张妙儿在外头佈置好了席面,请大家入座。几个婢子穿梭来往,将一道道精美的菜餚端了上来。头一道便是飞鸾炙,烤得金黄的鸽子摆放在加味红酥盘里,颜色本来便已鲜亮诱人,那红酥的甜香加上烤鸽的异香,更是令人食指大动。

苏味道第一个击案而笑:「妙儿好心思,霍兄指日就要鹏程万里,自然也少不得姊姊的红鸾星动!」其余几个士子也都笑了起来。

舒侠舞平日最爱凑趣,今天却一直都有点闷闷的,此时才抬起头来嘆了口气:「霍兄和妙儿都是人逢喜事精神爽,可怜我等判题也答不出,身边也没人陪,倒是越发凄凉了。
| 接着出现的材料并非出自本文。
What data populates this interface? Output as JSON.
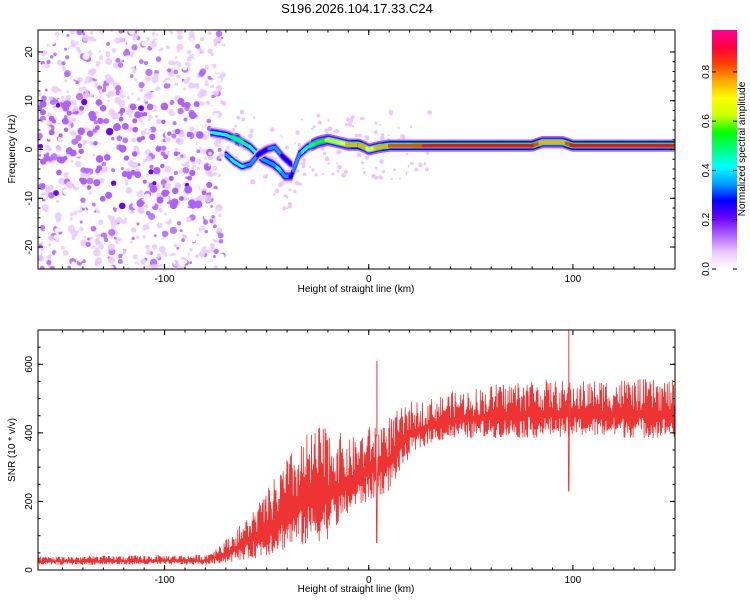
{
  "title": "S196.2026.104.17.33.C24",
  "chart_data": [
    {
      "type": "heatmap",
      "title": "S196.2026.104.17.33.C24",
      "xlabel": "Height of straight line (km)",
      "ylabel": "Frequency (Hz)",
      "xlim": [
        -162,
        150
      ],
      "ylim": [
        -24.5,
        24.5
      ],
      "x_ticks": [
        -100,
        0,
        100
      ],
      "x_tick_labels": [
        "-100",
        "0",
        "100"
      ],
      "y_ticks": [
        -20,
        -10,
        0,
        10,
        20
      ],
      "y_tick_labels": [
        "-20",
        "-10",
        "0",
        "10",
        "20"
      ],
      "colorbar": {
        "label": "Normalized spectral amplitude",
        "range": [
          0,
          0.97
        ],
        "ticks": [
          0.0,
          0.2,
          0.4,
          0.6,
          0.8
        ],
        "tick_labels": [
          "0.0",
          "0.2",
          "0.4",
          "0.6",
          "0.8"
        ],
        "colors": [
          "#ffffff",
          "#e9c8ff",
          "#b060ff",
          "#6a00ff",
          "#0000ff",
          "#00a0ff",
          "#00ffff",
          "#00ff80",
          "#00ff00",
          "#ccff00",
          "#ffff00",
          "#ffaa00",
          "#ff4000",
          "#ff0040",
          "#ff0099"
        ]
      },
      "ridge": {
        "x": [
          -77,
          -70,
          -64,
          -58,
          -52,
          -47,
          -44,
          -41,
          -38,
          -34,
          -30,
          -25,
          -20,
          -15,
          -10,
          -5,
          -2,
          0,
          5,
          10,
          20,
          40,
          60,
          80,
          85,
          95,
          100,
          110,
          130,
          150
        ],
        "frequency": [
          3.5,
          3.0,
          2.0,
          0.5,
          -2.0,
          -3.0,
          -4.0,
          -5.5,
          -5.5,
          -1.0,
          0.5,
          1.5,
          2.0,
          1.5,
          1.0,
          1.0,
          0.5,
          0.0,
          0.5,
          0.8,
          0.8,
          0.8,
          0.8,
          0.8,
          1.5,
          1.5,
          0.8,
          0.8,
          0.8,
          0.8
        ],
        "amplitude": [
          0.45,
          0.45,
          0.5,
          0.45,
          0.35,
          0.35,
          0.4,
          0.35,
          0.3,
          0.35,
          0.45,
          0.55,
          0.6,
          0.65,
          0.75,
          0.8,
          0.75,
          0.7,
          0.75,
          0.8,
          0.85,
          0.9,
          0.9,
          0.9,
          0.75,
          0.75,
          0.9,
          0.9,
          0.9,
          0.9
        ]
      },
      "secondary_ridge": {
        "x": [
          -70,
          -66,
          -62,
          -58,
          -54,
          -50,
          -46,
          -42,
          -38
        ],
        "frequency": [
          -1.0,
          -2.5,
          -3.5,
          -3.0,
          -1.0,
          0.0,
          0.5,
          -1.5,
          -3.0
        ],
        "amplitude": [
          0.35,
          0.4,
          0.4,
          0.35,
          0.3,
          0.3,
          0.35,
          0.3,
          0.3
        ]
      },
      "noise_region": {
        "x": [
          -162,
          -77
        ],
        "frequency": [
          -24.5,
          24.5
        ],
        "amplitude": [
          0.0,
          0.15
        ]
      }
    },
    {
      "type": "line",
      "xlabel": "Height of straight line (km)",
      "ylabel": "SNR (10 * v/v)",
      "xlim": [
        -162,
        150
      ],
      "ylim": [
        0,
        700
      ],
      "x_ticks": [
        -100,
        0,
        100
      ],
      "x_tick_labels": [
        "-100",
        "0",
        "100"
      ],
      "y_ticks": [
        0,
        200,
        400,
        600
      ],
      "y_tick_labels": [
        "0",
        "200",
        "400",
        "600"
      ],
      "series": [
        {
          "name": "SNR",
          "color": "#ee3333",
          "envelope_x": [
            -162,
            -80,
            -70,
            -60,
            -50,
            -40,
            -30,
            -20,
            -10,
            0,
            10,
            20,
            30,
            40,
            60,
            80,
            100,
            120,
            150
          ],
          "envelope_low": [
            15,
            15,
            20,
            30,
            40,
            60,
            70,
            90,
            160,
            200,
            230,
            330,
            370,
            380,
            385,
            385,
            390,
            385,
            385
          ],
          "envelope_high": [
            40,
            45,
            90,
            150,
            230,
            330,
            400,
            430,
            380,
            420,
            450,
            490,
            500,
            520,
            540,
            560,
            550,
            560,
            555
          ],
          "spikes": [
            {
              "x": 4,
              "y": 610
            },
            {
              "x": 4,
              "y": 80
            },
            {
              "x": 98,
              "y": 700
            },
            {
              "x": 98,
              "y": 230
            }
          ]
        }
      ]
    }
  ]
}
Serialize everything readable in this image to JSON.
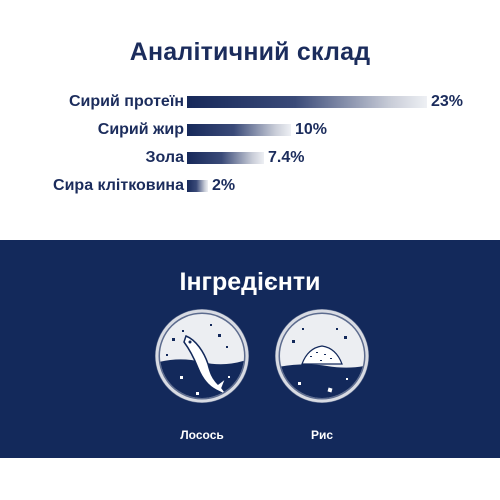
{
  "analysis": {
    "title": "Аналітичний склад",
    "rows": [
      {
        "label": "Сирий протеїн",
        "value": "23%",
        "amount": 23
      },
      {
        "label": "Сирий жир",
        "value": "10%",
        "amount": 10
      },
      {
        "label": "Зола",
        "value": "7.4%",
        "amount": 7.4
      },
      {
        "label": "Сира клітковина",
        "value": "2%",
        "amount": 2
      }
    ]
  },
  "ingredients": {
    "title": "Інгредієнти",
    "items": [
      {
        "name": "Лосось",
        "icon": "salmon-icon"
      },
      {
        "name": "Рис",
        "icon": "rice-icon"
      }
    ]
  },
  "colors": {
    "navy": "#13295b",
    "text": "#1b2c5c"
  }
}
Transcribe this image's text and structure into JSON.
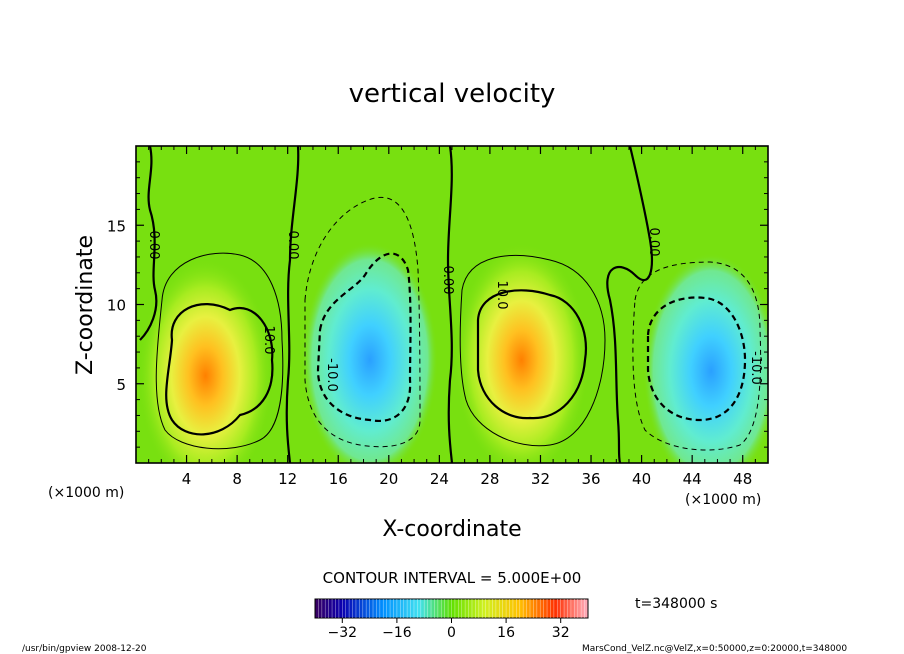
{
  "chart_data": {
    "type": "heatmap",
    "title": "vertical velocity",
    "xlabel": "X-coordinate",
    "ylabel": "Z-coordinate",
    "x_unit": "(×1000 m)",
    "y_unit": "(×1000 m)",
    "xlim": [
      0,
      50
    ],
    "ylim": [
      0,
      20
    ],
    "x_ticks": [
      4,
      8,
      12,
      16,
      20,
      24,
      28,
      32,
      36,
      40,
      44,
      48
    ],
    "y_ticks": [
      5,
      10,
      15
    ],
    "contour_labels": [
      "0.00",
      "0.00",
      "0.00",
      "0.00",
      "10.0",
      "10.0",
      "-10.0",
      "-10.0"
    ],
    "contour_interval_label": "CONTOUR INTERVAL = 5.000E+00",
    "time_label": "t=348000 s",
    "colorbar": {
      "min": -40,
      "max": 40,
      "ticks": [
        -32,
        -16,
        0,
        16,
        32
      ]
    },
    "cells": [
      {
        "x": 5.5,
        "z": 5.5,
        "w": 33,
        "sign": 1
      },
      {
        "x": 18.5,
        "z": 6.5,
        "w": -26,
        "sign": -1
      },
      {
        "x": 30.5,
        "z": 6.5,
        "w": 31,
        "sign": 1
      },
      {
        "x": 45.5,
        "z": 5.8,
        "w": -27,
        "sign": -1
      }
    ]
  },
  "footer": {
    "left": "/usr/bin/gpview   2008-12-20",
    "right": "MarsCond_VelZ.nc@VelZ,x=0:50000,z=0:20000,t=348000"
  }
}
」

苏味道笑道:「舒兄,你若是思念楚娘就明说,晚上咱们再去她那边开一席便是,又何必在这里拈酸?」

霍标看着那飞鸾炙,却有些触动了心思——鹏程万里,飞上枝头,若是这次试判得过,或许还真有些指望,若是这一关都过不去,自然什么都是烟云,如今家里的两个兄长都被蹉跎得灰了心,全家就指望自己了……张妙儿瞧了霍标一眼,笑着插话:「王家妹子这时辰只怕也是不得闲的,不如奴家叫些别的姊妹来歌舞助兴?」又轻轻推了推霍标:「霍郎,你看好不好?」

霍标怔了怔才醒悟过来,妙儿是在帮自己省钱。那王楚娘言谈风趣,最善戏嚯,是中曲一等一的红人,请她来这里陪一次酒,少说也要二三十缗,若是请些北曲的寻常妓女来歌舞佐酒,一人不过一两段素绢就打发了。

这番好意他自然不好推却,笑着点头:「都依你。」

不多时,五六个妙龄女子联袂而来。张妙儿让人点上了计时的蜡烛,几个妓女慇勤劝酒,轮流献艺,或弹一曲,或舞一段,容颜才艺倒也不无可观之处,只是与张妙儿、王楚娘她们相比,言谈却要粗鄙得多,好在人人都十分慇勤小意,屋里琵琶声、娇笑声一时不绝于耳。

酒过三巡,眼见那支红烛已快烧尽,妙儿便瞧了霍标一眼,见他微微点头,忙又点上了一支。几名女子也愈发慇勤起来。张妙儿瞧了瞧外头天色,起身笑道:「如此干喝也是无趣,不如咱们来行令?」

在座之人谁不知道她是风流将军、酒席翘楚,自是哄然叫好。张妙儿微挽长袖,拿着酒旗往席间一站,眉宇闾顿时一片飒爽英气,清秀的面孔变得光彩照人,纵然是霍标这样见惯了她种种面目的,心头不由也是枰然一跳。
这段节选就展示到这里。